The Corner

Offense Taken

I’m with Ramesh. It’s no secret I’m a fan of Andrew’s. But I took some offense to Sullivan’s suggestion that NR (and the Weekly Standard) were adhering to some sort of party discipline on the matter of Bennett. Tapped says I’m spinning, but I have little to no respect for their opinion. I do respect Andrew’s opinion, however, and since he made that comment about NR several hours after my piece went up, I have to assume he included me in the broadside.

To be honest, I don’t understand Andrew’s position. He says he sticks to his original remarks — that Bennet should be “left alone” — but then goes on to air all of the criticisms against him. That’s fine. Except for the fact that Sullivan is a privacy rights absolutist. We just spent a week reading his denunciations of Rick Santorum and sodomy laws because of their intrusion into the private sphere. His position on Gary Condit was driven by his steadfast faith in a right to privacy, as well. Indeed, his own privacy has been grossly and unfairly violated by a crusading journalist (to use an overly generous term) bent on nothing more than shaming Sullivan. Well, why the equivocation and point-scoring against the “God squad” and “theocons” on the Bennett story? Gary Condit’s privacy was violated in pursuit of solving a bizarre murder mystery. Condit lied when the stakes were much, much higher. And, if I recall correctly, Andrew was nevertheless dismayed by the media’s pursuit of his private life. Surely, by Sullivan’s own admission, what Bennet did was less serious, less hypocritical and more irrelevant than, say, Bill Clinton’s behavior or Gary Condit’s. And Alter and Green’s invasion of Bennett’s privacy for purely political ends is less defenisible than the “invasions” of Bill Clinton’s privacy — which Alter and the Washington Monthly steadfastly denounced.
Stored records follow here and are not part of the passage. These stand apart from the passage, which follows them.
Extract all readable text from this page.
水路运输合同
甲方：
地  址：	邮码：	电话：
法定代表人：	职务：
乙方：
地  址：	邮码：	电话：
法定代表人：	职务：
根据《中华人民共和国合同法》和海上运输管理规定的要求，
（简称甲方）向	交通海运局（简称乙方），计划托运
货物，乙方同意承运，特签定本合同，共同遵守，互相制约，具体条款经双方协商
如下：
If you’re going to be a privacy absolutist — I’m not one — then you have to be an absolutist for everybody and anybody’s privacy — so long as they haven’t broken the law or been grossly hypocritical (two criteria Sullivan concedes the Bennett story does not meet). Otherwise, the right to privacy is fairly meaningless. Sure, Green and Alter are not agents of the government, but that hasn’t stopped Andrew from defending the “spirit” of the right to privacy in the face of media intrusions in the past.
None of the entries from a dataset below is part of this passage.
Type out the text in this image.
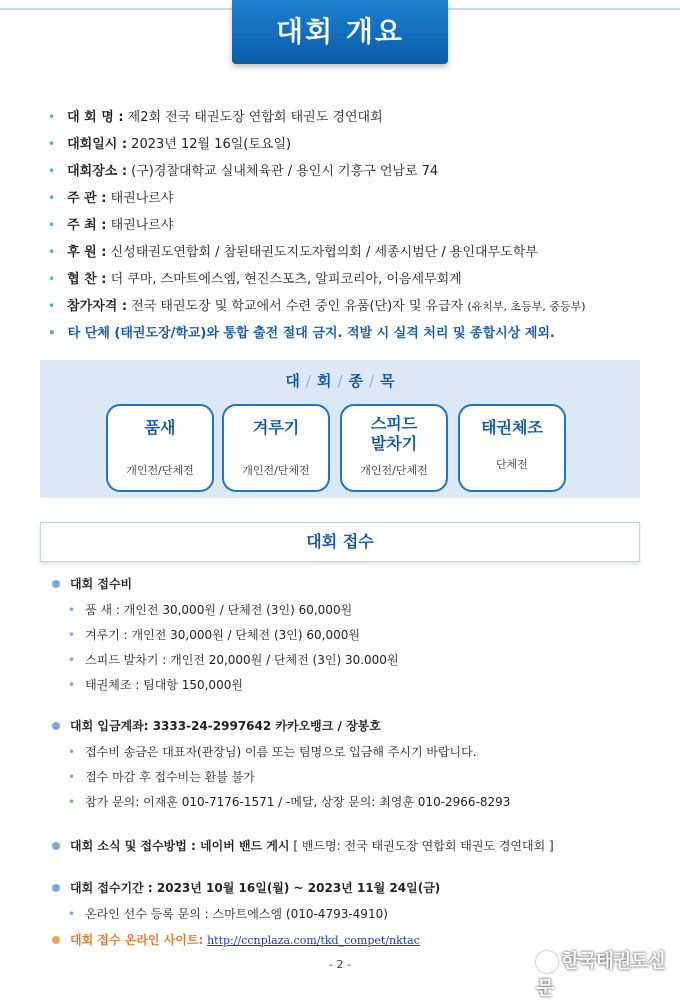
대회 개요
• 대 회 명 : 제2회 전국 태권도장 연합회 태권도 경연대회
• 대회일시 : 2023년 12월 16일(토요일)
• 대회장소 : (구)경찰대학교 실내체육관 / 용인시 기흥구 언남로 74
• 주 관 : 태권나르샤
• 주 최 : 태권나르샤
• 후 원 : 신성태권도연합회 / 참된태권도지도자협의회 / 세종시범단 / 용인대무도학부
• 협 찬 : 더 쿠마, 스마트에스엠, 현진스포츠, 알피코리아, 이음세무회계
• 참가자격 : 전국 태권도장 및 학교에서 수련 중인 유품(단)자 및 유급자 (유치부, 초등부, 중등부)
• 타 단체 (태권도장/학교)와 통합 출전 절대 금지. 적발 시 실격 처리 및 종합시상 제외.
대 / 회 / 종 / 목
품새
개인전/단체전
겨루기
개인전/단체전
스피드
발차기
개인전/단체전
태권체조
단체전
대회 접수
대회 접수비
• 품 새 : 개인전 30,000원 / 단체전 (3인) 60,000원
• 겨루기 : 개인전 30,000원 / 단체전 (3인) 60,000원
• 스피드 발차기 : 개인전 20,000원 / 단체전 (3인) 30.000원
• 태권체조 : 팀대항 150,000원
대회 입금계좌: 3333-24-2997642 카카오뱅크 / 장봉호
• 접수비 송금은 대표자(관장님) 이름 또는 팀명으로 입금해 주시기 바랍니다.
• 접수 마감 후 접수비는 환불 불가
• 참가 문의: 이재훈 010-7176-1571 / -메달, 상장 문의: 최영훈 010-2966-8293
대회 소식 및 접수방법 : 네이버 밴드 게시 [ 밴드명: 전국 태권도장 연합회 태권도 경연대회 ]
대회 접수기간 : 2023년 10월 16일(월) ~ 2023년 11월 24일(금)
• 온라인 선수 등록 문의 : 스마트에스엠 (010-4793-4910)
대회 접수 온라인 사이트: http://ccnplaza.com/tkd_compet/nktac
- 2 -	한국태권도신문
Anyway, in my own defense, my position on Bennett is as best I can tell perfectly consistent with literally a dozen or more columns I’ve written about “hidden law,” adultery, hypocrisy, gambling and the rest. The idea that I’m practicing some sort of party loyalty — “discipline” in Andrew’s words — is ludicrous and offensive if that’s what Andrew meant. My hope is that he misspoke.